One of our favourite drives was to Lipizza, the Emperor's stud. It was established three hundred years ago. It is about two hours from Trieste. You come to a kind of farm, where you may get something to eat. You are then taken to the stables, where the Emperor keeps about nine thoroughbred Arab stallions, and afterwards you are taken through the park, where are herds of thoroughbred mares, chiefly Hungarians and Croats, most of them with foals, perhaps two hundred including foals. If anything is not perfect it is sold, and thus you see a very good breed of horses, in Trieste, often drawing a cart. The pleasantest way to make this trip for your own comfort is to take a luncheon basket for yourself and nosebags with corn for your horses, as well as a small tub or pail to draw water for them, as nothing will induce them—and rightly—to let your horses come anywhere near the stud, or to drink out of anything belonging to their horses, and two hours there and two hours back is a long way for animals to go without drink or any refreshment.
We had now, after six months, taken our first lodging in Trieste, and we showed Charley Drake all our wonderful country around. Here we had a visit from Schapira of famous memory. One of the charms near Trieste is Aquilea, where there is a museum with all its antiquities; and there was then, until a year or two ago, Doctor Gregorutti and his charming wife and family, who had a far more choice collection than that of the museum, of every sort of thing; but most interesting were his incised gems. He was very anxious to sell his little collection for £4000, which was very reasonable considering what he possessed; though we tried hard we were not successful in obtaining purchasers, and he has since died. There you could see country Italian life in a country-house.
There was another place, called San Bartolo, where people used to go to sup by the sea on summer evenings, about half an hour's drive from Trieste.
Duino is also another romantic place where we frequently went and passed some weeks. The castle and the village belong to the Princess von Hohenlöhe, who is the châtelaine of all the country round, and lives there with her sons and daughters, who were good friends to us all the time we were there. The castle is a romantic and ancient pile, built on a rock overhanging the sea. The next promontory to that is Miramar, and from Trieste we can see both, and especially from our last home, which was also on a wooded promontory projecting into the sea.
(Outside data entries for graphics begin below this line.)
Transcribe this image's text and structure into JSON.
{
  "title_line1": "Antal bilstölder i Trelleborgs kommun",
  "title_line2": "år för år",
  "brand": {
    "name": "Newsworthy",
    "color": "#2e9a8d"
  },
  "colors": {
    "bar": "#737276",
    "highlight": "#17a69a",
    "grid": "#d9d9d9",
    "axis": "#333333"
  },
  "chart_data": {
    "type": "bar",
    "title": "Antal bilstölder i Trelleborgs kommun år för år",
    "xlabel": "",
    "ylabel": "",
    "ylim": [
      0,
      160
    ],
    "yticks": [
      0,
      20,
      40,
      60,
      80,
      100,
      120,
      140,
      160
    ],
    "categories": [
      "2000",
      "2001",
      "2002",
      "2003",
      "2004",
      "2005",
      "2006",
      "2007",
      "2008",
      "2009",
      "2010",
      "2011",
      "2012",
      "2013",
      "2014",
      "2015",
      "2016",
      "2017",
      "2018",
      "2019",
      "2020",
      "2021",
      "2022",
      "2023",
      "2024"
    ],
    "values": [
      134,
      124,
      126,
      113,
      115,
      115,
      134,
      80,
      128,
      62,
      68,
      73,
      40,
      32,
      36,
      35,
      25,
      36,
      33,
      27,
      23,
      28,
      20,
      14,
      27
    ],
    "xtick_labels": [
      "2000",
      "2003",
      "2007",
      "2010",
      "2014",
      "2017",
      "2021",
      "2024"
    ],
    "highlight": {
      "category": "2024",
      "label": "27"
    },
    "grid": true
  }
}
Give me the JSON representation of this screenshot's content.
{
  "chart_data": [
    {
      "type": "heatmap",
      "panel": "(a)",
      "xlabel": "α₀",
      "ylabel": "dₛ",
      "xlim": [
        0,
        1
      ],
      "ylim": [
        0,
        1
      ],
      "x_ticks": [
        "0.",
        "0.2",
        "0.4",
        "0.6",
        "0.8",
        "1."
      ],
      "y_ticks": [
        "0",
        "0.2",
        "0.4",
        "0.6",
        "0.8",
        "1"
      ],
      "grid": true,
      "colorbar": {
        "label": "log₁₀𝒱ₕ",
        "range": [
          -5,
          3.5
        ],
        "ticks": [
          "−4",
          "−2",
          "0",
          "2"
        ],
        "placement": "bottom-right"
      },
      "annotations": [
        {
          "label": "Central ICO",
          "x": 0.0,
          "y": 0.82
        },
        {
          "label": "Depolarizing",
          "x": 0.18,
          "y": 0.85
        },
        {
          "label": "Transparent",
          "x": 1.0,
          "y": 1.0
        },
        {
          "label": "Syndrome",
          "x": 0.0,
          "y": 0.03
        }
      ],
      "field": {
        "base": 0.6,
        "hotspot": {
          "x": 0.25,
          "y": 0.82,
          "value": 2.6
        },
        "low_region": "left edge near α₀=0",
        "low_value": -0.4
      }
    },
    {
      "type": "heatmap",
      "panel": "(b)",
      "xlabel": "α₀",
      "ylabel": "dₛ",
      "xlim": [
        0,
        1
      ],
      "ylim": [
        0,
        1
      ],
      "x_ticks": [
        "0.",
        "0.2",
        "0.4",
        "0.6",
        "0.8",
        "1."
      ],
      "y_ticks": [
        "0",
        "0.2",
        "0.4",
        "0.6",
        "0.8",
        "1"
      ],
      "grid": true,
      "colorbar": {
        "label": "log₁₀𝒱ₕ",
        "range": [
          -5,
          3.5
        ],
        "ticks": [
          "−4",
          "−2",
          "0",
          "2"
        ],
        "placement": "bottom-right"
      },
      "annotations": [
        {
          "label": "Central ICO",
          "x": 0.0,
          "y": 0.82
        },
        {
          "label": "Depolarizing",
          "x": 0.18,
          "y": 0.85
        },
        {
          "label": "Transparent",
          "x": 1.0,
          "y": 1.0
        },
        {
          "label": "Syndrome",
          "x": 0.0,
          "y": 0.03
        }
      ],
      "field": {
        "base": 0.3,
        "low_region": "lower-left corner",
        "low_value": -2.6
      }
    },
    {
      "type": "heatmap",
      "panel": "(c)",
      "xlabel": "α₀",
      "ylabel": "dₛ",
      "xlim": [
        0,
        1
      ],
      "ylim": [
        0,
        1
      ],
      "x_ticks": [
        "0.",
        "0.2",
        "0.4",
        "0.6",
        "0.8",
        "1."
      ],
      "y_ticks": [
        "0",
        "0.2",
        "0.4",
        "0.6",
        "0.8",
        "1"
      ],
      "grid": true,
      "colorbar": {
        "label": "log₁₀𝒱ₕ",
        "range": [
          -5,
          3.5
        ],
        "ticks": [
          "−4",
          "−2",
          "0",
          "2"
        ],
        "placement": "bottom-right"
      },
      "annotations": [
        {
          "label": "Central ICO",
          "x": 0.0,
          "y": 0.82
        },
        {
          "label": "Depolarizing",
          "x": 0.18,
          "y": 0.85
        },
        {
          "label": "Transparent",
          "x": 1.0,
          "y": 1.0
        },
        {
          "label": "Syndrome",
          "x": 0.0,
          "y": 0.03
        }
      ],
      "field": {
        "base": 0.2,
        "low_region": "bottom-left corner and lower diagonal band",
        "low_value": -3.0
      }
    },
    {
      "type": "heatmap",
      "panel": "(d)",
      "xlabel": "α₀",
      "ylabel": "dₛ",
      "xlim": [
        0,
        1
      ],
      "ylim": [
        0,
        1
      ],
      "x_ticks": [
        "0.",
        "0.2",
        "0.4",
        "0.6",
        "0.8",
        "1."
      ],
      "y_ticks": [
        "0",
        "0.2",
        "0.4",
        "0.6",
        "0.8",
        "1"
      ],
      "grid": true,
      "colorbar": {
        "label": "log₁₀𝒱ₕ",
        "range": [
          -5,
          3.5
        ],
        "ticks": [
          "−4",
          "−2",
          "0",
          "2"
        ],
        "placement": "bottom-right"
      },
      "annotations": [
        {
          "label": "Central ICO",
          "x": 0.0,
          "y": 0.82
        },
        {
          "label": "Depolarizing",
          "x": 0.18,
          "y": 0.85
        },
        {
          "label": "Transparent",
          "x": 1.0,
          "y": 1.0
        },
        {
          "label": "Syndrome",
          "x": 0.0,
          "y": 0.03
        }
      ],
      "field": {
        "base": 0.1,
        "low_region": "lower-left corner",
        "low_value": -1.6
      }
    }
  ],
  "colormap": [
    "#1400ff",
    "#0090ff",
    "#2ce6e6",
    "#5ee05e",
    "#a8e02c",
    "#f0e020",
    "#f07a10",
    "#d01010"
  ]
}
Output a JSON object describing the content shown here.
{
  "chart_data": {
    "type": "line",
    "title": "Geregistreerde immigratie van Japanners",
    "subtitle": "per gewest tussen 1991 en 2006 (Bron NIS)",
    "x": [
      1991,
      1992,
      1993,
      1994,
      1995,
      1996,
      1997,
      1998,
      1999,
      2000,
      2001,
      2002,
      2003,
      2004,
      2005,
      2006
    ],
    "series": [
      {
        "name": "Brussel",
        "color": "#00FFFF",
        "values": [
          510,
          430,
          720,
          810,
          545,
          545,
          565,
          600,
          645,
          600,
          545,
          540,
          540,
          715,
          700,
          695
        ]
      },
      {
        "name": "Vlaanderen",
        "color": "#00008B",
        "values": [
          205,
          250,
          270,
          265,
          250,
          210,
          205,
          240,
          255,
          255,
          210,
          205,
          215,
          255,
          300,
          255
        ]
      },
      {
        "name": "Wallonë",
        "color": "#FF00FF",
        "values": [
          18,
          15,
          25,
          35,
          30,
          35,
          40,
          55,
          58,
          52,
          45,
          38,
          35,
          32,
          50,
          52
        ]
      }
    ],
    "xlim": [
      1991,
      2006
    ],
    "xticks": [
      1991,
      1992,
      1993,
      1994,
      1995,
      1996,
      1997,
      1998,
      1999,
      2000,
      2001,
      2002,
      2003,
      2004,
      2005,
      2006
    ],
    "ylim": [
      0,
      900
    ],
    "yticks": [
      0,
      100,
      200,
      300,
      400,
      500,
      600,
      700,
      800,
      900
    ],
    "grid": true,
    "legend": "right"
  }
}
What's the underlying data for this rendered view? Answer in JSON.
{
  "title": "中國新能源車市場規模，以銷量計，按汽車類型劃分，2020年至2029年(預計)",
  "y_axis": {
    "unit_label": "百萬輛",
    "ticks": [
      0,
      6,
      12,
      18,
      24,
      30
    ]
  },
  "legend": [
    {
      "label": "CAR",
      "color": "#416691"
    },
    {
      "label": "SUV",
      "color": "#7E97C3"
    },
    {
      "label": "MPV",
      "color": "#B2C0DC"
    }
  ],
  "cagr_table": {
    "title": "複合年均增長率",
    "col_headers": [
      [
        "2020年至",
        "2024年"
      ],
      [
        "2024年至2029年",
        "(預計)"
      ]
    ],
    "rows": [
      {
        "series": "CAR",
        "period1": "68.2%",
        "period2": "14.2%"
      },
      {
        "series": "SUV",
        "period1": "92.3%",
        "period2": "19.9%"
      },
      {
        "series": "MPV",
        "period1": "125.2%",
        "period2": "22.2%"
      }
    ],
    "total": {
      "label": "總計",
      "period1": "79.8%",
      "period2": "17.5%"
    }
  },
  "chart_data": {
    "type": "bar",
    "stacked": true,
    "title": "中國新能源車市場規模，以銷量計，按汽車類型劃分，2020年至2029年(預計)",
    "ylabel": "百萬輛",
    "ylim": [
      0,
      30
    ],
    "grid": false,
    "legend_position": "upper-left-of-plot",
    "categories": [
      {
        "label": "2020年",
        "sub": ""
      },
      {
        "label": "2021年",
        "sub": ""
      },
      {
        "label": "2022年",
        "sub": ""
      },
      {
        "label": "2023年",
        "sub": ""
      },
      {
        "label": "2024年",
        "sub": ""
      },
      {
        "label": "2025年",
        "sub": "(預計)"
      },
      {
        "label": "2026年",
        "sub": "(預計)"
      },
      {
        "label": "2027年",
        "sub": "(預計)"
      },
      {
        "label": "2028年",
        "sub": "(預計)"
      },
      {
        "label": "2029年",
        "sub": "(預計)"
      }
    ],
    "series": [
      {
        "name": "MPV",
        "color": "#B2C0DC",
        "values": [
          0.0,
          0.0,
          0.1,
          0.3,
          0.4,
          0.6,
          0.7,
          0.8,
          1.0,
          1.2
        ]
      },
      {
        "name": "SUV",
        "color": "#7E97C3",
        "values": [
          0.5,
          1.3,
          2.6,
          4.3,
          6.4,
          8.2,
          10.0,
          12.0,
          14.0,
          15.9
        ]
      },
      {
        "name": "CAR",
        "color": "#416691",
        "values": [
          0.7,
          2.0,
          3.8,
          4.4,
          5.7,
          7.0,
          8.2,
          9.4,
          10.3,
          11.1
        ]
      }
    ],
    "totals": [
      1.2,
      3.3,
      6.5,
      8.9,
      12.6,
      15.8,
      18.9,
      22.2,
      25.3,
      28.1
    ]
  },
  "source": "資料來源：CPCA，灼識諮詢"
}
There are beautiful excursions to be taken by steamer all round the Bay of Trieste.
Venice—Good-bye to Charley Drake.
We crossed over to Venice to see Charley Drake off, when he was obliged to leave us. The Governor's (Ceschi's) party took the whole of the saloon. There were seventy-two first-class passengers, and only twenty-two beds. We passed a delightful night on deck on the skylights, and were awfully amused at the Governor and his wife coming up and envying us, and saying, "You English always know how to get the best places." "We like that," said Richard, "when you have taken the whole of the saloon. It might have been blowing great guns, and seas washing over the deck, and we should have had to sleep here all the same."
In those days, in Venice, a gondolier serenade by moonlight was rather a romantic thing; you paid a hundred and twenty francs. There were choice singers in one large gondola full of coloured lamps; the voices were good. They sang Tasso and Dante, as well as popular songs, and little by little some two hundred gondolas would follow. It was like hunting a fox; you pursued the music gondola under the Rialto, and then came the best singing. Now two gondolas come at once, and try who can bawl the other down under the hotel windows, and sing all sorts of things that one is dead tired of. Latterly it used to drive my husband out of Venice.
Poor Charley Drake left on the 4th of July. We never saw him again; he was dead the following year.